Analisi delle esigenze

L’utilizzo di uno strumento di reporting dipende dal volume di dati da manipolare, dalla sua complessità e dal tipo di rapporto da impostare.
Per ottimizzare la creazione, l'utilizzo e la durata di un rapporto, è necessario esaminare attentamente le esigenze che si desidera soddisfare. Questa prima analisi consente di identificare il tipo di rapporto da creare e la migliore modalità di creazione. Per creare il rapporto, effettua i seguenti passaggi:
  1. Identificare la necessità
    Il primo passo è identificare chiaramente la necessità: ciò che desideri mostrare nel tuo rapporto e qual è il suo obiettivo (monitoraggio, analisi, esportazione di dati, ecc.).
    Adobe Campaign offre un'ampia gamma di capacità di reporting.

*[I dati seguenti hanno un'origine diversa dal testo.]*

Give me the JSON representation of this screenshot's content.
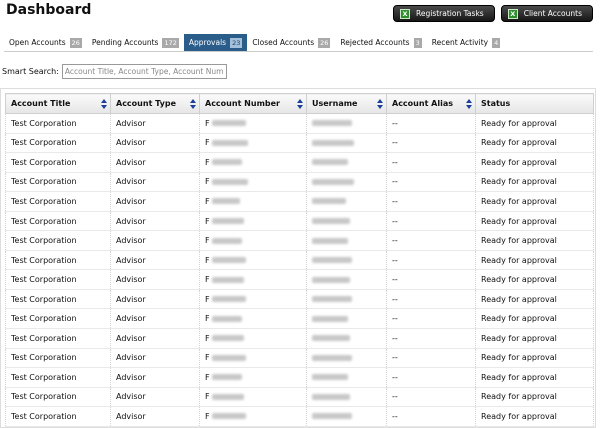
{
  "header": {
    "title": "Dashboard",
    "buttons": [
      {
        "label": "Registration Tasks",
        "icon": "excel-icon"
      },
      {
        "label": "Client Accounts",
        "icon": "excel-icon"
      }
    ]
  },
  "tabs": [
    {
      "label": "Open Accounts",
      "count": "26",
      "active": false
    },
    {
      "label": "Pending Accounts",
      "count": "172",
      "active": false
    },
    {
      "label": "Approvals",
      "count": "23",
      "active": true
    },
    {
      "label": "Closed Accounts",
      "count": "26",
      "active": false
    },
    {
      "label": "Rejected Accounts",
      "count": "3",
      "active": false
    },
    {
      "label": "Recent Activity",
      "count": "4",
      "active": false
    }
  ],
  "search": {
    "label": "Smart Search:",
    "placeholder": "Account Title, Account Type, Account Num",
    "value": ""
  },
  "table": {
    "columns": [
      "Account Title",
      "Account Type",
      "Account Number",
      "Username",
      "Account Alias",
      "Status"
    ],
    "rows": [
      {
        "title": "Test Corporation",
        "type": "Advisor",
        "number_prefix": "F",
        "alias": "--",
        "status": "Ready for approval"
      },
      {
        "title": "Test Corporation",
        "type": "Advisor",
        "number_prefix": "F",
        "alias": "--",
        "status": "Ready for approval"
      },
      {
        "title": "Test Corporation",
        "type": "Advisor",
        "number_prefix": "F",
        "alias": "--",
        "status": "Ready for approval"
      },
      {
        "title": "Test Corporation",
        "type": "Advisor",
        "number_prefix": "F",
        "alias": "--",
        "status": "Ready for approval"
      },
      {
        "title": "Test Corporation",
        "type": "Advisor",
        "number_prefix": "F",
        "alias": "--",
        "status": "Ready for approval"
      },
      {
        "title": "Test Corporation",
        "type": "Advisor",
        "number_prefix": "F",
        "alias": "--",
        "status": "Ready for approval"
      },
      {
        "title": "Test Corporation",
        "type": "Advisor",
        "number_prefix": "F",
        "alias": "--",
        "status": "Ready for approval"
      },
      {
        "title": "Test Corporation",
        "type": "Advisor",
        "number_prefix": "F",
        "alias": "--",
        "status": "Ready for approval"
      },
      {
        "title": "Test Corporation",
        "type": "Advisor",
        "number_prefix": "F",
        "alias": "--",
        "status": "Ready for approval"
      },
      {
        "title": "Test Corporation",
        "type": "Advisor",
        "number_prefix": "F",
        "alias": "--",
        "status": "Ready for approval"
      },
      {
        "title": "Test Corporation",
        "type": "Advisor",
        "number_prefix": "F",
        "alias": "--",
        "status": "Ready for approval"
      },
      {
        "title": "Test Corporation",
        "type": "Advisor",
        "number_prefix": "F",
        "alias": "--",
        "status": "Ready for approval"
      },
      {
        "title": "Test Corporation",
        "type": "Advisor",
        "number_prefix": "F",
        "alias": "--",
        "status": "Ready for approval"
      },
      {
        "title": "Test Corporation",
        "type": "Advisor",
        "number_prefix": "F",
        "alias": "--",
        "status": "Ready for approval"
      },
      {
        "title": "Test Corporation",
        "type": "Advisor",
        "number_prefix": "F",
        "alias": "--",
        "status": "Ready for approval"
      },
      {
        "title": "Test Corporation",
        "type": "Advisor",
        "number_prefix": "F",
        "alias": "--",
        "status": "Ready for approval"
      }
    ]
  },
  "colors": {
    "active_tab": "#2b5d8a",
    "badge": "#a9a9a9",
    "sort_arrow": "#1b3f9a",
    "button_bg": "#161616"
  }
}
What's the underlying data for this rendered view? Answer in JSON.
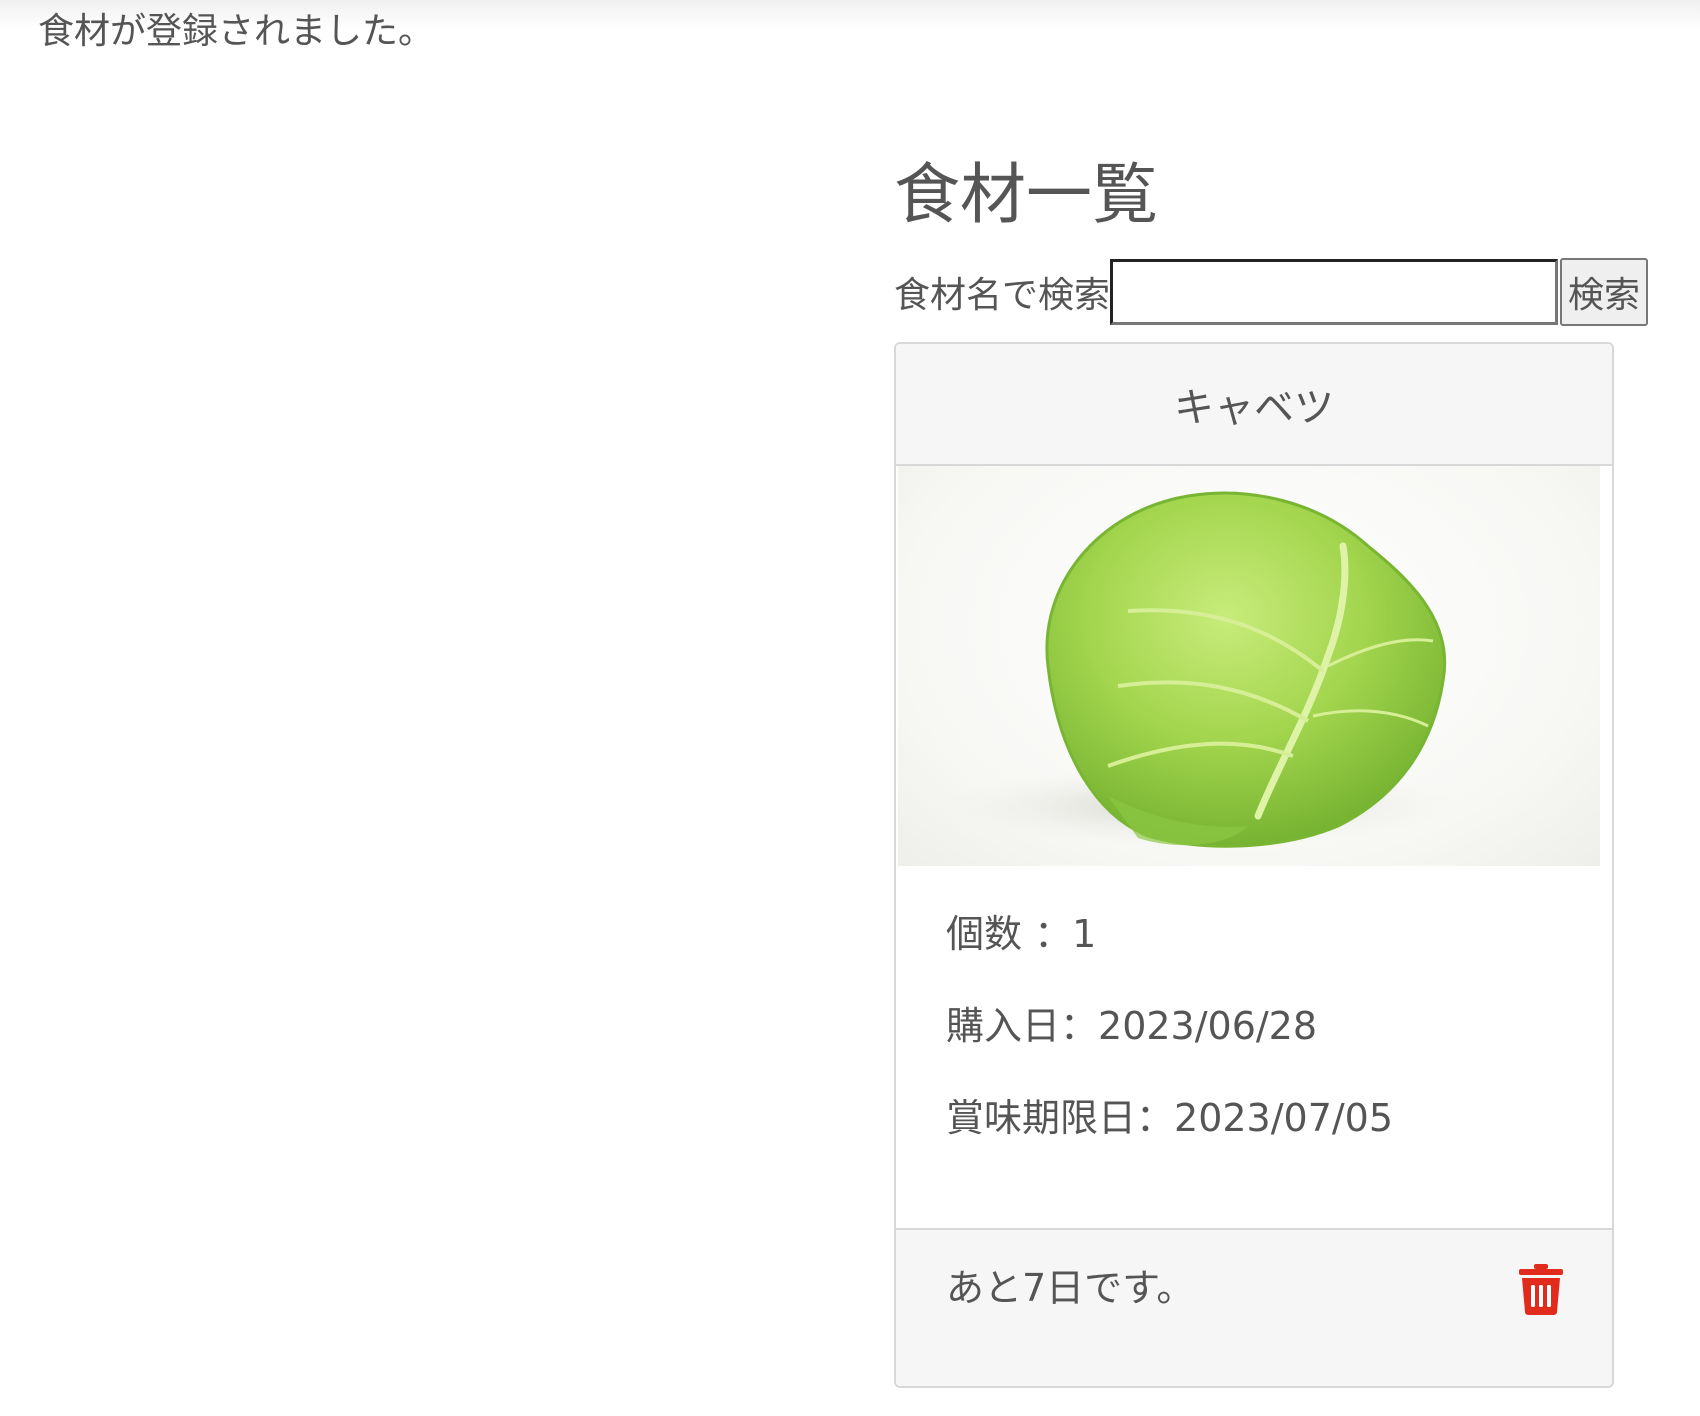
{
  "flash_message": "食材が登録されました。",
  "page": {
    "heading": "食材一覧"
  },
  "search": {
    "label": "食材名で検索",
    "value": "",
    "placeholder": "",
    "button_label": "検索"
  },
  "card": {
    "name": "キャベツ",
    "image_alt": "キャベツ",
    "quantity_label": "個数 ：",
    "quantity_value": "1",
    "purchase_label": "購入日：",
    "purchase_date": "2023/06/28",
    "expiry_label": "賞味期限日：",
    "expiry_date": "2023/07/05",
    "remaining_text": "あと7日です。",
    "delete_icon": "trash-icon"
  },
  "colors": {
    "delete_icon": "#e02b1d",
    "card_header_bg": "#f6f6f6",
    "text": "#555555"
  }
}
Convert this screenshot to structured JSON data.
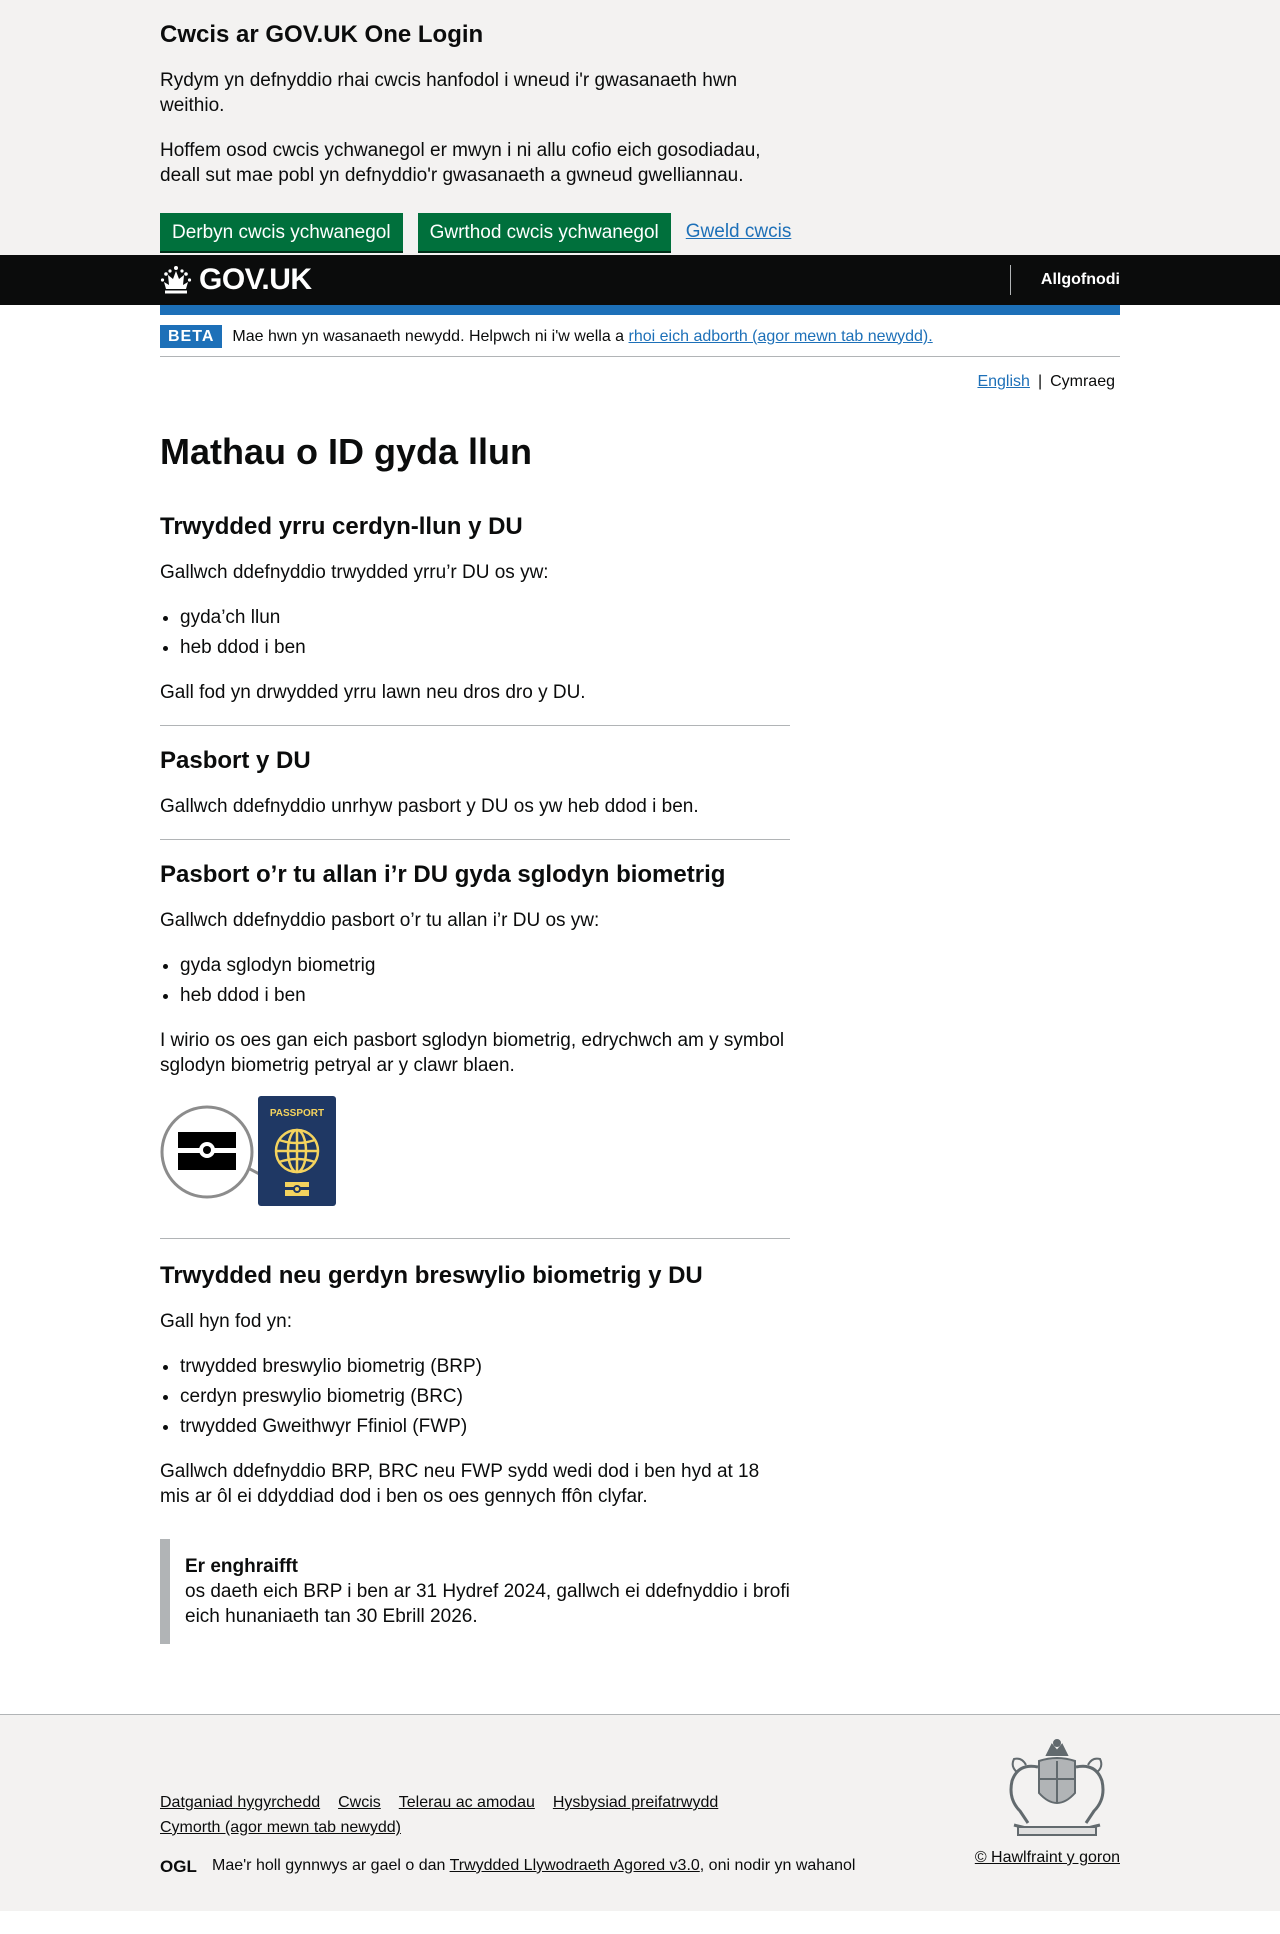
{
  "cookie_banner": {
    "heading": "Cwcis ar GOV.UK One Login",
    "p1": "Rydym yn defnyddio rhai cwcis hanfodol i wneud i'r gwasanaeth hwn weithio.",
    "p2": "Hoffem osod cwcis ychwanegol er mwyn i ni allu cofio eich gosodiadau, deall sut mae pobl yn defnyddio'r gwasanaeth a gwneud gwelliannau.",
    "accept_label": "Derbyn cwcis ychwanegol",
    "reject_label": "Gwrthod cwcis ychwanegol",
    "view_label": "Gweld cwcis"
  },
  "header": {
    "logo_text": "GOV.UK",
    "signout_label": "Allgofnodi"
  },
  "phase_banner": {
    "tag": "BETA",
    "text": "Mae hwn yn wasanaeth newydd. Helpwch ni i'w wella a ",
    "link": "rhoi eich adborth (agor mewn tab newydd)."
  },
  "language": {
    "english": "English",
    "separator": "|",
    "welsh": "Cymraeg"
  },
  "main": {
    "title": "Mathau o ID gyda llun",
    "sections": [
      {
        "heading": "Trwydded yrru cerdyn-llun y DU",
        "intro": "Gallwch ddefnyddio trwydded yrru’r DU os yw:",
        "bullets": [
          "gyda’ch llun",
          "heb ddod i ben"
        ],
        "outro": "Gall fod yn drwydded yrru lawn neu dros dro y DU."
      },
      {
        "heading": "Pasbort y DU",
        "intro": "Gallwch ddefnyddio unrhyw pasbort y DU os yw heb ddod i ben."
      },
      {
        "heading": "Pasbort o’r tu allan i’r DU gyda sglodyn biometrig",
        "intro": "Gallwch ddefnyddio pasbort o’r tu allan i’r DU os yw:",
        "bullets": [
          "gyda sglodyn biometrig",
          "heb ddod i ben"
        ],
        "outro": "I wirio os oes gan eich pasbort sglodyn biometrig, edrychwch am y symbol sglodyn biometrig petryal ar y clawr blaen.",
        "passport_label": "PASSPORT"
      },
      {
        "heading": "Trwydded neu gerdyn breswylio biometrig y DU",
        "intro": "Gall hyn fod yn:",
        "bullets": [
          "trwydded breswylio biometrig (BRP)",
          "cerdyn preswylio biometrig (BRC)",
          "trwydded Gweithwyr Ffiniol (FWP)"
        ],
        "outro": "Gallwch ddefnyddio BRP, BRC neu FWP sydd wedi dod i ben hyd at 18 mis ar ôl ei ddyddiad dod i ben os oes gennych ffôn clyfar."
      }
    ],
    "inset": {
      "title": "Er enghraifft",
      "text": "os daeth eich BRP i ben ar 31 Hydref 2024, gallwch ei ddefnyddio i brofi eich hunaniaeth tan 30 Ebrill 2026."
    }
  },
  "footer": {
    "links": [
      "Datganiad hygyrchedd",
      "Cwcis",
      "Telerau ac amodau",
      "Hysbysiad preifatrwydd",
      "Cymorth (agor mewn tab newydd)"
    ],
    "licence_prefix": "Mae'r holl gynnwys ar gael o dan ",
    "licence_link": "Trwydded Llywodraeth Agored v3.0",
    "licence_suffix": ", oni nodir yn wahanol",
    "ogl_text": "OGL",
    "copyright": "© Hawlfraint y goron"
  },
  "colors": {
    "primary_button": "#00703c",
    "link": "#1d70b8",
    "header": "#0b0c0c",
    "passport_cover": "#1f3864",
    "passport_gold": "#f4d35e"
  }
}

È importante analizzare la necessità di identificare le funzionalità più adatte.
    Ad esempio, potete:
  2. Identificare la popolazione di destinazione
    Quindi devi scoprire chi sarà il destinatario del rapporto che desideri creare, sapere il tipo di pubblico che lo visualizzerà e la modalità di visualizzazione del rapporto (in un browser, in Adobe Campaign, per un oggetto specifico, per l'intera piattaforma, ecc.).
    Potete anche creare rapporti per:
    • Tutti gli operatori Adobe Campaign,
    • Operatori con diritti di accesso esclusivamente a una campagna di marketing,
    • un unico operatore per uso temporaneo,
    • Tutti gli operatori in accesso Web, ecc.
    Tali considerazioni devono anche tener conto delle questioni connesse ai diritti di accesso e alla sicurezza.
  3. Definire il contenuto
    È quindi necessario individuare il tipo di dati da visualizzare: indicatori di consegna, rapporti sui profili del database, ecc.
    È inoltre necessario conoscere la natura di questi dati (semplici, risultanti da un calcolo, significativi, ecc.), la sua posizione (in Adobe Campaign, in un sistema di terze parti), la sua frequenza di aggiornamento per definire la periodicità di calcolo (giornaliera, settimanale, on-the-fly), nonché il suo volume.
    I problemi legati ai volumi di dati e agli aggiornamenti devono essere esaminati attentamente per evitare problemi di visualizzazione dei report, soprattutto in termini di tempo. È pertanto consigliabile creare aggregati per precalcolare alcuni dati al di fuori del rapporto. Le tabelle contenenti i registri di monitoraggio e consegna possono includere milioni di record: ciò significa che i dati devono essere aggregati tramite un flusso di lavoro da utilizzare in un report.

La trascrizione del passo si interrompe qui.